Cliquer ici pour voir la vidéo.

À la recherche de l’autonomie technologique, Hacksol entre en scène sur les coups de 19h00, dans la nave trapecio, un grand hangar qui sert de salle de réunion. Ils font œuvre de pédagogie, expliquent la nouvelle organisation et les buts recherchés : décentraliser le mouvement – Madrid ne sera plus le point de passage obligé – et se répartir la charge sur la gestion des infrastructures web.

Chaque ville devra se mettre en contact avec des programmateurs ou des hackers de confiance. La red tiene que ser libre, tiene que ser nuestra (le Net doit rester libre, il doit nous appartenir)

Sont également abordées les questions juridiques et financières. Qui va payer pour les serveurs ? Qui sera responsable de la base de données des utilisateurs du réseau N-1 auprès de la Commission gouvernementale de la protection de données ? Qui prendra la responsabilité juridique des contenus publiés sur le réseau ?

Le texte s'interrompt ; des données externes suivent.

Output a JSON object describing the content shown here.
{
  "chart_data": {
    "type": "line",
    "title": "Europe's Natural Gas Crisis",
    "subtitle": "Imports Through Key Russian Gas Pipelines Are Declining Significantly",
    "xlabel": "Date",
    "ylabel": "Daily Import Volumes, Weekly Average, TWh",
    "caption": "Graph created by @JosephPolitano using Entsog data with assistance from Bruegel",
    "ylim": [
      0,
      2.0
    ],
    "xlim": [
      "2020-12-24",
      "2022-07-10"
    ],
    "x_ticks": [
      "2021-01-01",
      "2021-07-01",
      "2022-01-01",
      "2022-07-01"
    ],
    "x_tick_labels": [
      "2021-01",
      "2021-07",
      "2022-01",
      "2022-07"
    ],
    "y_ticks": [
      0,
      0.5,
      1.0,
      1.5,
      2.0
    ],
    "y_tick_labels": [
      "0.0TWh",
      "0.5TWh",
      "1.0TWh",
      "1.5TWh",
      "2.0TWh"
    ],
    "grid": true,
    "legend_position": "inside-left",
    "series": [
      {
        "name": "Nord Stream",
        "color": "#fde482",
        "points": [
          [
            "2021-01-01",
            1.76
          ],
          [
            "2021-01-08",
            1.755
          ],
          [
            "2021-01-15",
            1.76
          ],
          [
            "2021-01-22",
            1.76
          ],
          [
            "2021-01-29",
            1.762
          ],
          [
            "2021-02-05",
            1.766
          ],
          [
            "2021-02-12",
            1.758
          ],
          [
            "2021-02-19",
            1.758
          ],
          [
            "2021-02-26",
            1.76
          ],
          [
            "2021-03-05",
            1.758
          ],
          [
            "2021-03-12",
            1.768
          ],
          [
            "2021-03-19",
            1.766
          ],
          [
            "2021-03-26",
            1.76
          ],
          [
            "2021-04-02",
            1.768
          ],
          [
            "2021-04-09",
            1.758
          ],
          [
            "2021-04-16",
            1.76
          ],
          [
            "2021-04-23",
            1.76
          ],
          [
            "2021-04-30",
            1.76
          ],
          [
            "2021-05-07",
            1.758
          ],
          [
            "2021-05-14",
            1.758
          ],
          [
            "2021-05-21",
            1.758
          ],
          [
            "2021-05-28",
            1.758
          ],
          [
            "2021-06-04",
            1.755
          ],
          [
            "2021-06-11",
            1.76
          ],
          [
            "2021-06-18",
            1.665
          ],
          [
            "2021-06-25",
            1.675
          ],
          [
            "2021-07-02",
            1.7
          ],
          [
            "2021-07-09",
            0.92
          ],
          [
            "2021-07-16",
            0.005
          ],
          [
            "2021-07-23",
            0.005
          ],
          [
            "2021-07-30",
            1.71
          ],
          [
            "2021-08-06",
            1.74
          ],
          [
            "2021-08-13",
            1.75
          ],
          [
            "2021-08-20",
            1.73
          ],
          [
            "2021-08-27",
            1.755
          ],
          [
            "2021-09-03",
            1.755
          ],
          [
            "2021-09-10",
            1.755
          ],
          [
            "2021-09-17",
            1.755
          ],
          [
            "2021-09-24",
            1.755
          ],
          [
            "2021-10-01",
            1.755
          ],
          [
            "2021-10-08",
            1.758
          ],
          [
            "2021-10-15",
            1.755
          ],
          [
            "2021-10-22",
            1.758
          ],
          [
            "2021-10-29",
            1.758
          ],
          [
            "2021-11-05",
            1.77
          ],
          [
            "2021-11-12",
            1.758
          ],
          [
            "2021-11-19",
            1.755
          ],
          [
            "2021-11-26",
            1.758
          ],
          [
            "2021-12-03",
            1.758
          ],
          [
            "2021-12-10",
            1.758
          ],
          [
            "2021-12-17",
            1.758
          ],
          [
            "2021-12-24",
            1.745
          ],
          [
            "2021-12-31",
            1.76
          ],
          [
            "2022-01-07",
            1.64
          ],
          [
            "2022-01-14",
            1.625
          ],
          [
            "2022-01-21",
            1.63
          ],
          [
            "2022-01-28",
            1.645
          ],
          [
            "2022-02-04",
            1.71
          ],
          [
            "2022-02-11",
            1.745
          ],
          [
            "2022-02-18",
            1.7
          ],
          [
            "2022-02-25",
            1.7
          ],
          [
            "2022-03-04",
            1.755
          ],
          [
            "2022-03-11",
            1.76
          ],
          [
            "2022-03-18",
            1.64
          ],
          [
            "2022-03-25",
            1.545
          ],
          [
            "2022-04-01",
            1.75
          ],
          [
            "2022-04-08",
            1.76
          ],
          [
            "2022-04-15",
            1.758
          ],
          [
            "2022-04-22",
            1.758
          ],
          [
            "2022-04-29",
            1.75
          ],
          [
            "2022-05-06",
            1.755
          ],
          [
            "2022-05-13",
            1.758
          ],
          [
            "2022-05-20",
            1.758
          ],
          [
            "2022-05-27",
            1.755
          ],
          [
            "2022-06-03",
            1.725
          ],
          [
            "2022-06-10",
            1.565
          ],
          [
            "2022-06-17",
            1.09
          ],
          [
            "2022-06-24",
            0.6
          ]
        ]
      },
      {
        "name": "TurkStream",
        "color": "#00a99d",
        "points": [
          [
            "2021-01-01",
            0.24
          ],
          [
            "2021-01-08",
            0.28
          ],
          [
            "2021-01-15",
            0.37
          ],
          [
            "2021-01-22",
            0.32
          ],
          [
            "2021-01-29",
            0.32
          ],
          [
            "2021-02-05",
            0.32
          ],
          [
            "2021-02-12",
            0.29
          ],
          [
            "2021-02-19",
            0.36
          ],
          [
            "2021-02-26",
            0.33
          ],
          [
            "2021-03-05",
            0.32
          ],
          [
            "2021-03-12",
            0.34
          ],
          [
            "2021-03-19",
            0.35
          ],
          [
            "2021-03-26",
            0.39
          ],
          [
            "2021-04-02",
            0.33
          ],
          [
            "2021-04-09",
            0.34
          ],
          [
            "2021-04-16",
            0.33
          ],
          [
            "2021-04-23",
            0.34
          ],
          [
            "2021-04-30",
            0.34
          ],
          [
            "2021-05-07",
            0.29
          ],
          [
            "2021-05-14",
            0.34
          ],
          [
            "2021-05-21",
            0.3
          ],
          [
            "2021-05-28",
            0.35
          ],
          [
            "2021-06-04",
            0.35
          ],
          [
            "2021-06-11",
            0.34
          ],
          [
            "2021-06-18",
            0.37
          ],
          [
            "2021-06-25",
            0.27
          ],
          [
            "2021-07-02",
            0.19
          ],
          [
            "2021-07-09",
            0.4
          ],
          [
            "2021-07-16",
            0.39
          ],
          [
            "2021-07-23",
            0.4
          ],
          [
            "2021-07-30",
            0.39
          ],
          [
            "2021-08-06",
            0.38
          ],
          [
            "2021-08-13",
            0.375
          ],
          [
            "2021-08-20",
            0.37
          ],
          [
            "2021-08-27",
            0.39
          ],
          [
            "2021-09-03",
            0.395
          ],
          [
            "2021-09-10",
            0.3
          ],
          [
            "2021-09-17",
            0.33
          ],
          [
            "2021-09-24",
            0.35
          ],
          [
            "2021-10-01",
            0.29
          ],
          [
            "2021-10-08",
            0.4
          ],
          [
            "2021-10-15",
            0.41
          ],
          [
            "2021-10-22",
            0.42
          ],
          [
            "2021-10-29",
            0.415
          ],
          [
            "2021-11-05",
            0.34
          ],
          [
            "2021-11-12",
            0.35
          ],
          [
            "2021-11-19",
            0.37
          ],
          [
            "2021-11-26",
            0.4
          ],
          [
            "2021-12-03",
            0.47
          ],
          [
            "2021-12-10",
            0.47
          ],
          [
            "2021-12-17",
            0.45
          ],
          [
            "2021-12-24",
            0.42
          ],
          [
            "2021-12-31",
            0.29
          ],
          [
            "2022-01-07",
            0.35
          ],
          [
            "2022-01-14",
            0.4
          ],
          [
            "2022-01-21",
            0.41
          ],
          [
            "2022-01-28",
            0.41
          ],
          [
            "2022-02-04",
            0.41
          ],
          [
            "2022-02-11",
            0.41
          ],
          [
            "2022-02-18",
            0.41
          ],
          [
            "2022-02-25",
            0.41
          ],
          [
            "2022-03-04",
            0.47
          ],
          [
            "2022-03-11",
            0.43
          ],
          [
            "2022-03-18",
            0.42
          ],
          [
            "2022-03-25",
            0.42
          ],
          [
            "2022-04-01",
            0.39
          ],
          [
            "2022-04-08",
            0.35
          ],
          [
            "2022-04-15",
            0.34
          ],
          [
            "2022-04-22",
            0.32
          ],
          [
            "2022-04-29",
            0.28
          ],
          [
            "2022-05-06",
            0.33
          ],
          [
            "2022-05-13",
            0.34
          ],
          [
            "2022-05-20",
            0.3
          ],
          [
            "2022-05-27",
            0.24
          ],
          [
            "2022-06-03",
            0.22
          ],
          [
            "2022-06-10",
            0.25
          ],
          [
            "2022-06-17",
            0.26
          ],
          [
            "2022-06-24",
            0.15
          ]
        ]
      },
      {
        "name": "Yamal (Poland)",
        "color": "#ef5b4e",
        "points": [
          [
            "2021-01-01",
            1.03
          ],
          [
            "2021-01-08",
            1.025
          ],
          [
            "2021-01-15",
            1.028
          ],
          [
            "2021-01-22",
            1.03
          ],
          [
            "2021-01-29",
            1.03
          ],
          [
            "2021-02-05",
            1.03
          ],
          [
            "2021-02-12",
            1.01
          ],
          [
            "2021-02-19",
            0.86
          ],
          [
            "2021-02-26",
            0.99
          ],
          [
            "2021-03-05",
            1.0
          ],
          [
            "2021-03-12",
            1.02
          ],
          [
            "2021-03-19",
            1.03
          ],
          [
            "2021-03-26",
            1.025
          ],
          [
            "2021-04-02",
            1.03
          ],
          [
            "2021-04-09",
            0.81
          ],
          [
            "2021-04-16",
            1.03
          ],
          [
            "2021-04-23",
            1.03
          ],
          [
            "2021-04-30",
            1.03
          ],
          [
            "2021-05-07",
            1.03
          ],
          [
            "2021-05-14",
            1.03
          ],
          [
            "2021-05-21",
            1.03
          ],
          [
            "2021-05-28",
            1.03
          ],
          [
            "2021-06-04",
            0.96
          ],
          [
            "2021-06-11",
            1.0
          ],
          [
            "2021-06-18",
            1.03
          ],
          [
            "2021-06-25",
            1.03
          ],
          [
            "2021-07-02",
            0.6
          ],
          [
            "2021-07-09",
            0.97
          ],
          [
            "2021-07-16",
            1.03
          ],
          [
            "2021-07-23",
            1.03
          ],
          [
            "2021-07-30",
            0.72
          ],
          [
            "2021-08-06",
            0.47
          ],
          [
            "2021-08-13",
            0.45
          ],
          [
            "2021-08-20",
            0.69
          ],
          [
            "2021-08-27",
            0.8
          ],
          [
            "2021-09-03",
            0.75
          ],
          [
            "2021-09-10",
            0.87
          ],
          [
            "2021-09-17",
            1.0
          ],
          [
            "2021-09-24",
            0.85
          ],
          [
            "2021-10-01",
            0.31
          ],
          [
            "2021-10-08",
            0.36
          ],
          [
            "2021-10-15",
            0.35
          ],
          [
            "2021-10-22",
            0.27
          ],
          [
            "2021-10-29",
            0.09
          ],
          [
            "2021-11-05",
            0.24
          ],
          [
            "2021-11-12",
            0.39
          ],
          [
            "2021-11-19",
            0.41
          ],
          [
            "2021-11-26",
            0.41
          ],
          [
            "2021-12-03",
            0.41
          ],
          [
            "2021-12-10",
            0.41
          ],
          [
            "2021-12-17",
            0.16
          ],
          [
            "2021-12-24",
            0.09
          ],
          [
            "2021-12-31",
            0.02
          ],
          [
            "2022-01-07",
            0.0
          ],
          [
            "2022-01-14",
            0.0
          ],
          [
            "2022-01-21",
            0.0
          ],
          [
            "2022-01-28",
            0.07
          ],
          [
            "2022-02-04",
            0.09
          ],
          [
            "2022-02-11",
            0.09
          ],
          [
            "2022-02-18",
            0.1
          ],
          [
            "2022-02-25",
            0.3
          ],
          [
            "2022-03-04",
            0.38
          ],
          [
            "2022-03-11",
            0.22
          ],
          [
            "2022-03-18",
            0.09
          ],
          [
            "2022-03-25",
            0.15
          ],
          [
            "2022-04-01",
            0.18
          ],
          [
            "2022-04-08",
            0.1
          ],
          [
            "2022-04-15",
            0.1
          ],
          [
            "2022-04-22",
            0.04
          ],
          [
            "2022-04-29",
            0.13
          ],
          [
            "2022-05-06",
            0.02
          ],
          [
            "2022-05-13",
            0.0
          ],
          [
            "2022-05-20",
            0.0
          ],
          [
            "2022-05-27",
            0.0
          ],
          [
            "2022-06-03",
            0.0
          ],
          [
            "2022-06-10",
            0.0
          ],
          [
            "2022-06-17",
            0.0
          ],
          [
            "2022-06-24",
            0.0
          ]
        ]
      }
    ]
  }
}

Vient le tour des questions, où chaque acampada de Séville, Malaga, Algeciras, Oviedo, Donosti – et d’autres villes encore – fait part de ses besoins, mentionne les outils qu’elles utilisent déjà et en propose d’autres. La question du design des sites par exemple, est abordée par plusieurs acampadas et très rapidement, la décision est prise de mettre en place une coordination nationale des graphistes et des webmasters, avec une liste de discussion sur le modèle de celle qui existe déjà pour les programmeurs. Le représentant d’Algeciras invite même Hacksol à faire des ateliers de formation au web sur la plage pendant que celui d’Asturie précise qu’ils ont développé une application de co-voiturage qui pourra être mise à disposition de tous. Un autre propose d’utiliser des plateformes de crowdsourcing pour financer les coûts technologiques. L’ambiance est à la fois studieuse et bon enfant. L’assemblée prendra fin sur les coups de 23h00.

Ils ont bien en tête que les infrastructures et outils qui sont développés maintenant doivent pouvoir servir à tous, en Espagne et dans le monde entier. Pour eux il est évident que le mouvement va s’étendre et que les places vont se coordonner entre elles. Et que le changement viendra.


Photos et vidéos, Ophelia Noor pour Owni /-)

Image de Une par Voces con Futura

Retrouvez notre dossier sur la démocratie réelle en Espagne.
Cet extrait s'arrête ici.